Accordingly, he proposed that the amendments be made flexible saying: “This amendment seeks to validate card reader for elections.
“Instead of limiting to card reader, we could say that the INEC shall have power to conduct election using card reader or such other equipment for the purpose of conducting free and fair election.
“So the law must give some flexibility to the electoral body, it is a very noble cause and we should support this bill to pass the second reading.”
But for Senator obinna Ogba (PDP, Ebonyi Central) he would only support the bill on the condition that the card reader or other amendment does not favour one region of the country over another.

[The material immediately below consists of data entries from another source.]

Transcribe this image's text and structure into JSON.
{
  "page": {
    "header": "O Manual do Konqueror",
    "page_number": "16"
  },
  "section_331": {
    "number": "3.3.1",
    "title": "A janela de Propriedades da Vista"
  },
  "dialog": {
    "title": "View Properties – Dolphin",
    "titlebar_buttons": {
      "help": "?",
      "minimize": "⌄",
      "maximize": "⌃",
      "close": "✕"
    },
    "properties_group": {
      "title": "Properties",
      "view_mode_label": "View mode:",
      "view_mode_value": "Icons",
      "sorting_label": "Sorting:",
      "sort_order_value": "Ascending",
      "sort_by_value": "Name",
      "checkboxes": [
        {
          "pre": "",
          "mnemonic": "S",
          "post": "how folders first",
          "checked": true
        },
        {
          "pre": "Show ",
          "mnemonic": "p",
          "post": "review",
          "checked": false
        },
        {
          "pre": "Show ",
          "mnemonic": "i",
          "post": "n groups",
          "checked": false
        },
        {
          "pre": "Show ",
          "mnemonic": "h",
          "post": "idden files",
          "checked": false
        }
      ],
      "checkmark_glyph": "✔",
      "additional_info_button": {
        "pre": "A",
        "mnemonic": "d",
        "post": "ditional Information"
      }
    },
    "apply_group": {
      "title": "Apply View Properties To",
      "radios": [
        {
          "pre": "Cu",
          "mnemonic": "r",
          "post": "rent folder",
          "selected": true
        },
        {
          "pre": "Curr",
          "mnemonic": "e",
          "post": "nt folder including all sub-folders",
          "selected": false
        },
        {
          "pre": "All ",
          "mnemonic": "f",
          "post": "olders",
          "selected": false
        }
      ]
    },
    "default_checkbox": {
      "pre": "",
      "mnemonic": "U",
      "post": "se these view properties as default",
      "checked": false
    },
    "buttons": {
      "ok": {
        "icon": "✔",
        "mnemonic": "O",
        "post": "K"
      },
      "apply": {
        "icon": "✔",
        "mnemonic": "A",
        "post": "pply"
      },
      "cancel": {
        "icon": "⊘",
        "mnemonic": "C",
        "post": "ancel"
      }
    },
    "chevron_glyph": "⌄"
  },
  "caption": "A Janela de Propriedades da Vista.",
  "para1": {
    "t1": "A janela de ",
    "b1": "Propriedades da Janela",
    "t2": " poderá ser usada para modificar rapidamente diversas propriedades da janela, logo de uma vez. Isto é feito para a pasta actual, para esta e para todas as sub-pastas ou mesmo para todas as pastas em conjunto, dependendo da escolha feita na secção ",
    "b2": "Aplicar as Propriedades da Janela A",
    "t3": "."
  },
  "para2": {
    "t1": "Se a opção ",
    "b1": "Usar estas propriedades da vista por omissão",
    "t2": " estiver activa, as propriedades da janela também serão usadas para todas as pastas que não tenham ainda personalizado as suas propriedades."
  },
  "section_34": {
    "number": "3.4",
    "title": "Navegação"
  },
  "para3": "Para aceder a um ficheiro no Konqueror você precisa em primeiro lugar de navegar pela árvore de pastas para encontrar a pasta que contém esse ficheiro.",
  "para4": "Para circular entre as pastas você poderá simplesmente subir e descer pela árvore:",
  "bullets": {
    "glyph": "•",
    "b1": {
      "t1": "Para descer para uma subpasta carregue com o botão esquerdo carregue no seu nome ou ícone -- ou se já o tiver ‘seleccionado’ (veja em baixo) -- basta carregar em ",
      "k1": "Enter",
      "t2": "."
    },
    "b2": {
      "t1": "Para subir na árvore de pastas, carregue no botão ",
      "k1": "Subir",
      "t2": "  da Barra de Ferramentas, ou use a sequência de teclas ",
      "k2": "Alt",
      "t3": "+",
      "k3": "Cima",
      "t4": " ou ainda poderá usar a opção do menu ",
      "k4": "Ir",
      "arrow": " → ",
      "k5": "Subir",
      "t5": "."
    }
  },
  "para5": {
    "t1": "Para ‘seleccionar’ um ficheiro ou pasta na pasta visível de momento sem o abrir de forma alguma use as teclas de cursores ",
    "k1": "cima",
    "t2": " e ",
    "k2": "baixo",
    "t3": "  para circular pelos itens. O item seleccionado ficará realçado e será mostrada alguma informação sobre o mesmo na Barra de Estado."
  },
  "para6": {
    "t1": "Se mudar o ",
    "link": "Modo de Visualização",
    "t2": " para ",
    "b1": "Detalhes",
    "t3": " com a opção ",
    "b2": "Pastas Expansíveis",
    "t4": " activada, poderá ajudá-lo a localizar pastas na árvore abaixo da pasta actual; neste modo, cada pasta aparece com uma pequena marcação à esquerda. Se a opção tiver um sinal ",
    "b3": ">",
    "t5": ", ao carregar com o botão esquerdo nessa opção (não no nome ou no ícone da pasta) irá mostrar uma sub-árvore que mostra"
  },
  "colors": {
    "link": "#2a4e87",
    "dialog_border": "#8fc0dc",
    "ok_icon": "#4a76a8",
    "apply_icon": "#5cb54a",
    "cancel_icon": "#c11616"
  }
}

He said judging from the last general elections, the card reader seemed to have worked against voters in the southern part of Nigeria where a lot of peple were disenfranchised by the card reader.
He said: “Whether we like it or not, a great percentage of my people did not vote as a result of this card reader.
Also speaking, Sen. Foster Ogola (PDP, Bayelsa West) vehemently opposed the bill saying it stood in contravention to certain sections of the Nigerian Constitution.
Ogola said that before the Electoral Act could be amended, the Constution would first be amended as any amendment made to the Act would be a nullity.
He said: “The constitution says that any law made that is in contravention with the constitution is null and void.
“The elections had been going smoothly, INEC conducted election last week, lack of this new law has not deterred election. For this to go, we must first amend the constitution to provide for the use of electronic voting system.
” am convinced that this bill should not go for a second reading until the constitution is amended and I urge my colleagues to ensure that thisbill is not passd for second reading.”
Sen. Bassey Akpan (PDP, Akwa Ibom) spoke in a similar vein, arguing that while he was not against the card reader, it was necessary for it to have been used and perfected before it is included in the Electoral Act or the Constitution.
He said that the card reader did not work well in the South recalling that the machine was unable to verify former President Goodluck Jonathan at his polling unit.
He said: “We had states where the number of accredited voters was as equal and the number of registered voters.
“We must be able to get the assurance of INEC that card reader would work: we need to build on it before we make it into our laws as a preference.
“We are interested in it working for the collective interest of the country not for a sectional interest.”
Deputy President of the Senate, Ike Ekwerenmadu (PDP, Enugu) whilst supporting the bill, said the Act should be amended to accommodate unseen contigencies like the recent case in Kogi where a candidate died after primary election had been concluded.
“This is time to liaise with INEC, judiciary and propose a comprehensive review of the Electoral Act and even those electoral issues contained in the constitution,” he argued.
The Senate however passed the bill which basically seeks to amend the Electoral Act to include the use of the card reader in the electoral process, for second reading
In this regard, the upper chamber directed its committee on INEC to conduct a public hearing on the proposed amendment and report back in four weeks.
The President of the Senate Bukola Saraki asked the committee to go beyond the issue of card reader to also consider all other issues in the Act that possibly require amendment.
“Once we start getting into the electoral arena it becomes more and more difficult,” he said.
He also charged the committee to come up with amendments that would be easy to implement so as not to create more `lacuna’ in the electoral process.